What are the BTU output and efficiency ratings on the HP2100 Heat Pro?
The heat pump BTU output and efficiency change as certain variables change. Air temperature, water temperature, relative humidity, and water flow rate all affect the output and efficiency of heat pumps. For comparison purposes we use the following parameters, Performance rating is 5.0 C.O.P.@ 80° air temperature, 80° water temperature, 80% relative humidity and 45 GPM = 116,000 BTU/hr.
Coefficient of performance (C.O.P.) is a measurement of performance of the heat pump versus electrical input. When electricity is converted from watts to BTU’s of heat, the conversion is 3.4 BTU’s per watt of electricity, which is a C.O.P. of 1. If a heat pump has a C.O.P. of 5, the output will be 17 BTU’s per watt of electricity (3.4 X 5).
Is my heat pump leaking water? There are large puddles of water under it.
There are two methods for testing for a leak on your heat pump. (1) Turn the heat pump off, but leave the pool pump on to circulate water through the unit.
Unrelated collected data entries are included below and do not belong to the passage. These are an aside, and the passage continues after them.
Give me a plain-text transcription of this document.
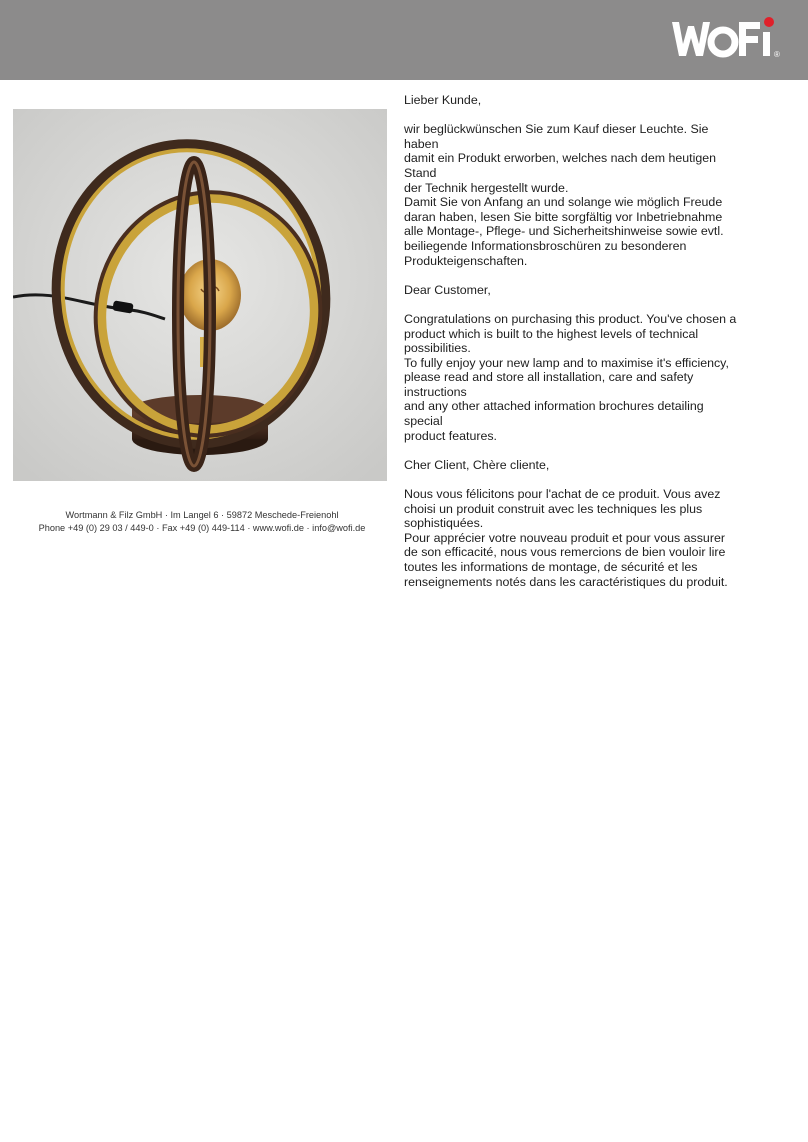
®
Wortmann & Filz GmbH · Im Langel 6 · 59872 Meschede-Freienohl
Phone +49 (0) 29 03 / 449-0 · Fax +49 (0) 449-114 · www.wofi.de · info@wofi.de

Lieber Kunde,

wir beglückwünschen Sie zum Kauf dieser Leuchte. Sie haben

damit ein Produkt erworben, welches nach dem heutigen Stand

der Technik hergestellt wurde.

Damit Sie von Anfang an und solange wie möglich Freude

daran haben, lesen Sie bitte sorgfältig vor Inbetriebnahme

alle Montage-, Pflege- und Sicherheitshinweise sowie evtl.

beiliegende Informationsbroschüren zu besonderen

Produkteigenschaften.

Dear Customer,

Congratulations on purchasing this product. You've chosen a

product which is built to the highest levels of technical

possibilities.

To fully enjoy your new lamp and to maximise it's efficiency,

please read and store all installation, care and safety instructions

and any other attached information brochures detailing special

product features.

Cher Client, Chère cliente,

Nous vous félicitons pour l'achat de ce produit. Vous avez

choisi un produit construit avec les techniques les plus

sophistiquées.

Pour apprécier votre nouveau produit et pour vous assurer

de son efficacité, nous vous remercions de bien vouloir lire

toutes les informations de montage, de sécurité et les

renseignements notés dans les caractéristiques du produit.
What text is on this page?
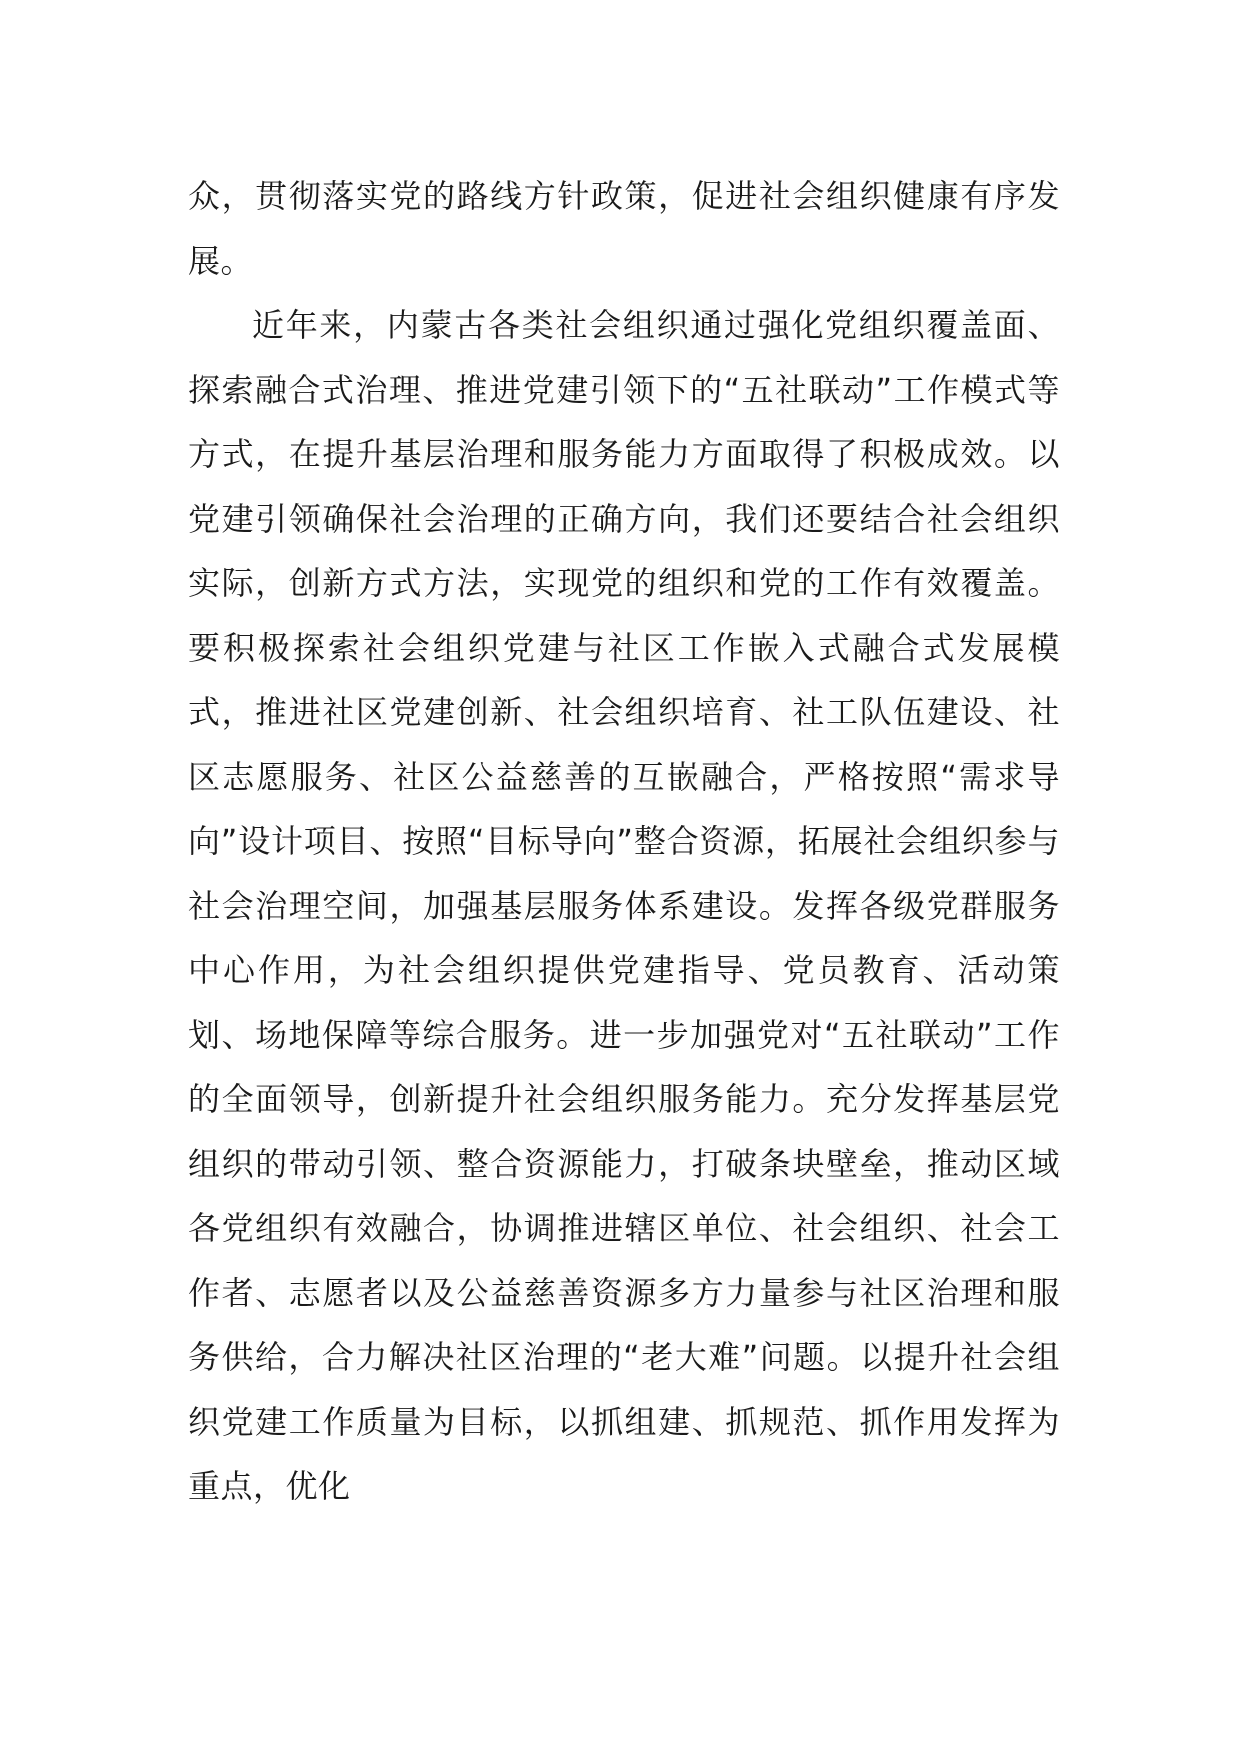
众，贯彻落实党的路线方针政策，促进社会组织健康有序发展。

近年来，内蒙古各类社会组织通过强化党组织覆盖面、探索融合式治理、推进党建引领下的“五社联动”工作模式等方式，在提升基层治理和服务能力方面取得了积极成效。以党建引领确保社会治理的正确方向，我们还要结合社会组织实际，创新方式方法，实现党的组织和党的工作有效覆盖。要积极探索社会组织党建与社区工作嵌入式融合式发展模式，推进社区党建创新、社会组织培育、社工队伍建设、社区志愿服务、社区公益慈善的互嵌融合，严格按照“需求导向”设计项目、按照“目标导向”整合资源，拓展社会组织参与社会治理空间，加强基层服务体系建设。发挥各级党群服务中心作用，为社会组织提供党建指导、党员教育、活动策划、场地保障等综合服务。进一步加强党对“五社联动”工作的全面领导，创新提升社会组织服务能力。充分发挥基层党组织的带动引领、整合资源能力，打破条块壁垒，推动区域各党组织有效融合，协调推进辖区单位、社会组织、社会工作者、志愿者以及公益慈善资源多方力量参与社区治理和服务供给，合力解决社区治理的“老大难”问题。以提升社会组织党建工作质量为目标，以抓组建、抓规范、抓作用发挥为重点，优化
If the heat pump is leaking it will leak whether or not it is running. The water around the heat pump will dry up in a few hours if there is no leak. (2) Check the water around the heat pump as you would the pool water, with a chlorine test strip. If the water around the heat pump does not show the same level of chlorine as the pool water, then the water around the heat pump is condensation from heat pump operation and is not coming from the pool. If the water around the heat pump tests the same as the pool water, then there is probably a leak in the heat pump.
What is the difference between heating with gas and a heat pump?
With gas heat, gas is burned and generates heat to heat your pool. With a heat pump, heat is transferred from the surrounding air to the pool water. Gas heaters can operate in almost any climate, and at almost any time of the year. Heat pumps must have heat available in the air before they can heat the pool. Heat pumps are designed to maintain consistent pool temperatures throughout the normal swim season.